After hearing from the policeman that he was unable to find my birth family I had lunch with a KAD friend to talk out what had happened. I needed to talk to someone who understood birth family search because he’d been through it too. In the hour that we spoke to I ping-ponged through a series of emotions: resignation, hope, anger, frustration, hope, rage, acceptance. Birth family search doesn’t often fit in a neat package, and for me I was all over the place.

In talking to him I realized a few things.

#1 – My birth mother could have a family that she is protecting that she is afraid of losing, that she is mama-bearish protective of. That could be the main reason she doesn’t want to be found. Thinking of her like that makes me sympathize with her because once you have family, especially when you create your family, they are everything and you would do everything and anything to protect them.

#2 – She was 19 when I was born, which makes her 57 years old, still quite young. Assuming that she re-married and had kids she could already be a grandmother. (So my kids, her grandchildren, would not be a big deal to her.) Let’s say she got re-married when she was 25. Maybe she had kids in her late 20s or early 30s, that makes her kids in their 30s. They could have kids right now. And she could be protecting them. As a mother myself I would not want to be responsible for splitting up that family; for her losing her family. I wouldn’t want her to be alone.

#3- If I wait another 5-10 years to search for her again she will be 62-67 years old. My friend pointed out that birth parents tend to want to find their surrendered children as they age; in their 60s in particular. Maybe she will change her mind as she gets older and people around her start to die or fall away from her.
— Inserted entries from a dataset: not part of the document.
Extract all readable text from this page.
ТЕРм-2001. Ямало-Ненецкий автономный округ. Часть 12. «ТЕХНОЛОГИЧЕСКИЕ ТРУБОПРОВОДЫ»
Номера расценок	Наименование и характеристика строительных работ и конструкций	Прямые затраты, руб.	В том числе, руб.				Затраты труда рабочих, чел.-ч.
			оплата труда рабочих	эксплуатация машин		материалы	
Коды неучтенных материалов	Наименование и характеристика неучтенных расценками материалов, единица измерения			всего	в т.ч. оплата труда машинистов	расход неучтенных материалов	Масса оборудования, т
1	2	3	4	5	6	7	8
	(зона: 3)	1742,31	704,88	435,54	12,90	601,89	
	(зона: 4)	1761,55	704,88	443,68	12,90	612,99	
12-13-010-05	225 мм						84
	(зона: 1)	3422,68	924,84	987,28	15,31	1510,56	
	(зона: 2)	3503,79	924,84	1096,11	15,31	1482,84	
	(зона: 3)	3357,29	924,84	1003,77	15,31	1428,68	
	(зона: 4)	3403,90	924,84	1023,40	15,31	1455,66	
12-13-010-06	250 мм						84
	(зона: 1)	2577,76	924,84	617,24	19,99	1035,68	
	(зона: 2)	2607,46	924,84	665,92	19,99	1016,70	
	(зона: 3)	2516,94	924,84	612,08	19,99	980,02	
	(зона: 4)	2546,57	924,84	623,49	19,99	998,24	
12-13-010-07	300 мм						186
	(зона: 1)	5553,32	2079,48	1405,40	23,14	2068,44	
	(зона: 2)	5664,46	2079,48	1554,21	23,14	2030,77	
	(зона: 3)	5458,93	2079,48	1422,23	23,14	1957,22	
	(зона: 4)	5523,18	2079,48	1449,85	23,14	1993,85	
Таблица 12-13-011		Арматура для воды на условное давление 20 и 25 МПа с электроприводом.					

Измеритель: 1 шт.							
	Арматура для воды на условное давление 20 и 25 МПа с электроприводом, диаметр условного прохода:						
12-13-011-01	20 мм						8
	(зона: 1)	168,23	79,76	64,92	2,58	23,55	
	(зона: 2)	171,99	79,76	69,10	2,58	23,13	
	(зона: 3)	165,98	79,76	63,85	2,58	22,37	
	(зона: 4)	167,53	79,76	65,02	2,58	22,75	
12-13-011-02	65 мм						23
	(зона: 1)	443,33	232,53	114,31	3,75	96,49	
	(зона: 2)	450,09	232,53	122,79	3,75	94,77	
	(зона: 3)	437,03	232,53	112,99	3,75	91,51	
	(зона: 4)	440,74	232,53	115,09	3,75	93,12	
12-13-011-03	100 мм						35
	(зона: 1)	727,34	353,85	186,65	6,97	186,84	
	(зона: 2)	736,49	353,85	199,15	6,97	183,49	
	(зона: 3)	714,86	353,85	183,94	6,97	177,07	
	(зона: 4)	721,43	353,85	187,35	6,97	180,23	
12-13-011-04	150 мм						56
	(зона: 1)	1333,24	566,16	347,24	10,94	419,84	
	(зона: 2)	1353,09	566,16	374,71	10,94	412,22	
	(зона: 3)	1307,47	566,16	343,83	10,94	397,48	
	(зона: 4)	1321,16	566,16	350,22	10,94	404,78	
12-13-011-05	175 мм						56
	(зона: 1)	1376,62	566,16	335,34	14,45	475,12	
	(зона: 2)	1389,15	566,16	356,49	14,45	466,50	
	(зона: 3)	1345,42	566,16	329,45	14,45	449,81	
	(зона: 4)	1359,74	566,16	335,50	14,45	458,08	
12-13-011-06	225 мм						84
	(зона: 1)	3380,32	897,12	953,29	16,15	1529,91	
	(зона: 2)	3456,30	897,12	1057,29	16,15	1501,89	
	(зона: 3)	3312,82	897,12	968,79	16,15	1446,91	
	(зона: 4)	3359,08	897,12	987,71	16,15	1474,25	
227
Once she heads into her 60s she may become the matriarch of the family. Korean society is interesting because on one hand women don’t have a lot of power or opportunity, but on the other hand once they become ajoomas or hylmoni they start to rule the roost. And the society is primarily based on face and others’ opinions, but once they head into old age they stop caring what anyone thinks of them and they just do whatever they want. This could work in my favor, who knows.

#4 – On that note I wonder, isn’t she curious about me? My friend and I talked about how carrying a baby for 9/10 months inside of you makes you quite attached. Uh yeah, fostering a dog for a week makes you become attached, and this is a child! At the very least, wouldn’t she want to know who I’d become, what I was like? My friend pointed out though that repression can be a final way of dealing with trauma; once you close the door on something it’s hard to open it.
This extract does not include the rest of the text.